The man in Roomette 3, Car No. 11, was a sniveling little neurotic who wrote cheap little plays into which, as a social message, he inserted cowardly little obscenities to the effect that all businessmen were scoundrels.

The woman in Roomette 9, Car No. 12, was a housewife who believed that she had the right to elect politicians, of whom she knew nothing, to control giant industries, of which she had no knowledge.

The man in Bedroom F, Car No. 13, was a lawyer who had said, “Me? I’ll find a way to get along under any political system.”

The man in Bedroom A, Car No. 14, was a professor of philosophy who taught that there is no mind — how do you know that the tunnel is dangerous? — no reality — how can you prove that the tunnel exists? — no logic — why do you claim that trains cannot move without motive power? — no principles — why should you be bound by the law of cause and effect? — no rights — why shouldn’t you attach men to their jobs by force? — no morality — what’s moral about running a railroad? — no absolutes — what difference does it make to you whether you live or die, anyway?
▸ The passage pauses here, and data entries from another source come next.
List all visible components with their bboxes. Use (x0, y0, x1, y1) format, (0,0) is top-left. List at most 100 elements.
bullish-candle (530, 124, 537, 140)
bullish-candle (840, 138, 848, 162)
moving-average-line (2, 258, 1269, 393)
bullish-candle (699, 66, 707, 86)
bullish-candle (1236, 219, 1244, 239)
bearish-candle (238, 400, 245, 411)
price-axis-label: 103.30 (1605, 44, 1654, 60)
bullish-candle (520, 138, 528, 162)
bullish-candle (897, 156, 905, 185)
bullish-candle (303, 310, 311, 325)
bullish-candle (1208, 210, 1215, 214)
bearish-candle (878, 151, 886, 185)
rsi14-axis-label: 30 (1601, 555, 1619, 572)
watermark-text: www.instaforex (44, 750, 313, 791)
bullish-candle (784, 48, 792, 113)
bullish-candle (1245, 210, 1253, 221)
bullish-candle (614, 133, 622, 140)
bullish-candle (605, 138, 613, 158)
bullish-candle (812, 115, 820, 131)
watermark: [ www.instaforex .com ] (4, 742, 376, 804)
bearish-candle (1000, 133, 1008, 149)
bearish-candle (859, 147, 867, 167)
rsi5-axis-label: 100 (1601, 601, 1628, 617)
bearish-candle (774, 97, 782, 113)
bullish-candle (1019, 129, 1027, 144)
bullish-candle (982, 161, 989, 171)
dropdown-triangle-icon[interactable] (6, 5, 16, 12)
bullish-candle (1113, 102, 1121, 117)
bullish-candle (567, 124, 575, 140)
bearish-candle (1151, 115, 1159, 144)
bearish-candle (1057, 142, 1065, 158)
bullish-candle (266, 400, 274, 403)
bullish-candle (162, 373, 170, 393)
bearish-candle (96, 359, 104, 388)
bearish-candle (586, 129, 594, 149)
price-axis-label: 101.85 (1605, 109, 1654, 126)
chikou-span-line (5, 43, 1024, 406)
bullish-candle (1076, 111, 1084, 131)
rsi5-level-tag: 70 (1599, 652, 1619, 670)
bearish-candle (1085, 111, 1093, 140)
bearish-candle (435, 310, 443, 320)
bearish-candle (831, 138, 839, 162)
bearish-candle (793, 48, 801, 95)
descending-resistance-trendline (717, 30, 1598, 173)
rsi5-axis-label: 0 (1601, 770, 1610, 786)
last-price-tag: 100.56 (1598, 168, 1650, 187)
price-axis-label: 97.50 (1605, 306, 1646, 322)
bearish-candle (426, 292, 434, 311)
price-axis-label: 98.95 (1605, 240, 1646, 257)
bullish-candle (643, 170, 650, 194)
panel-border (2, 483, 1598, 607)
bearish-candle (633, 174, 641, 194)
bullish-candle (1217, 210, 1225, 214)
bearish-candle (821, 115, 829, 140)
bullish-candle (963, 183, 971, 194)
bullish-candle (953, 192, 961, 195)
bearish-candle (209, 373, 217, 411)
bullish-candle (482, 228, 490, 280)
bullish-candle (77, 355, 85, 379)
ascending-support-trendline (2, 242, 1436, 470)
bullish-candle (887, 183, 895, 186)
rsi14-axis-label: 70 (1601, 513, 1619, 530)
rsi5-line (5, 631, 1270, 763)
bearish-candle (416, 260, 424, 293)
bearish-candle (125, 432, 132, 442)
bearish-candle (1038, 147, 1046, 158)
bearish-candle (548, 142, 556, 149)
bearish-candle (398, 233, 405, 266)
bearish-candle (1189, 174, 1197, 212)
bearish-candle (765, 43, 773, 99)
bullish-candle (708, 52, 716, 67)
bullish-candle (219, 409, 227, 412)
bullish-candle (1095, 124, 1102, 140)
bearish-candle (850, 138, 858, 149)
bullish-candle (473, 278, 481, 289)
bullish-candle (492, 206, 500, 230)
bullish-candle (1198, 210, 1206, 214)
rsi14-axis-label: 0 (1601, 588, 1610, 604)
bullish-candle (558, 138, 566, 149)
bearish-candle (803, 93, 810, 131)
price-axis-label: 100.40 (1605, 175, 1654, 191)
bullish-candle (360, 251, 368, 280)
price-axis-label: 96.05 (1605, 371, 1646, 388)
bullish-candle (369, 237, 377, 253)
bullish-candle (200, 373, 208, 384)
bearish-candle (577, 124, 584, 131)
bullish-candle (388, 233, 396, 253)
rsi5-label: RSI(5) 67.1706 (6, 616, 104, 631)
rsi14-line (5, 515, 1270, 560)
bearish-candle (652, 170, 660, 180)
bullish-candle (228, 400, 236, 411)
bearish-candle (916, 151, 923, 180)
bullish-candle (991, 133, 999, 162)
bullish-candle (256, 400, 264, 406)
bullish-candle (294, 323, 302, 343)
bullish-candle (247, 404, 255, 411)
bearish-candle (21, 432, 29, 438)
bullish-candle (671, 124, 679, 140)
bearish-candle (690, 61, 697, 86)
He taught that we know nothing — why oppose the orders of your superiors? — that we can never be certain of anything — how do you know you’re right? — that we must act on the expediency of the moment — you don’t want to risk your job, do you?

The man in Drawing Room B, Car No. 15, was an heir who had inherited his fortune, and who had kept repeating, “Why should Rearden be the only one permitted to manufacture Rearden Metal?”

The man in Bedroom A, Car No. 16, was a humanitarian who had said, “The men of ability? I do not care what or if they are made to suffer. They must be penalized in order to support the incompetent. Frankly, I do not care whether this is just or not. I take pride in not caring to grant any justice to the able, where mercy to the needy is concerned.”

These passengers were awake; there was not a man aboard the train who did not share one or more of their ideas. As the train went into the tunnel, the flame of Wyatt’s Torch was the last thing they saw on earth.”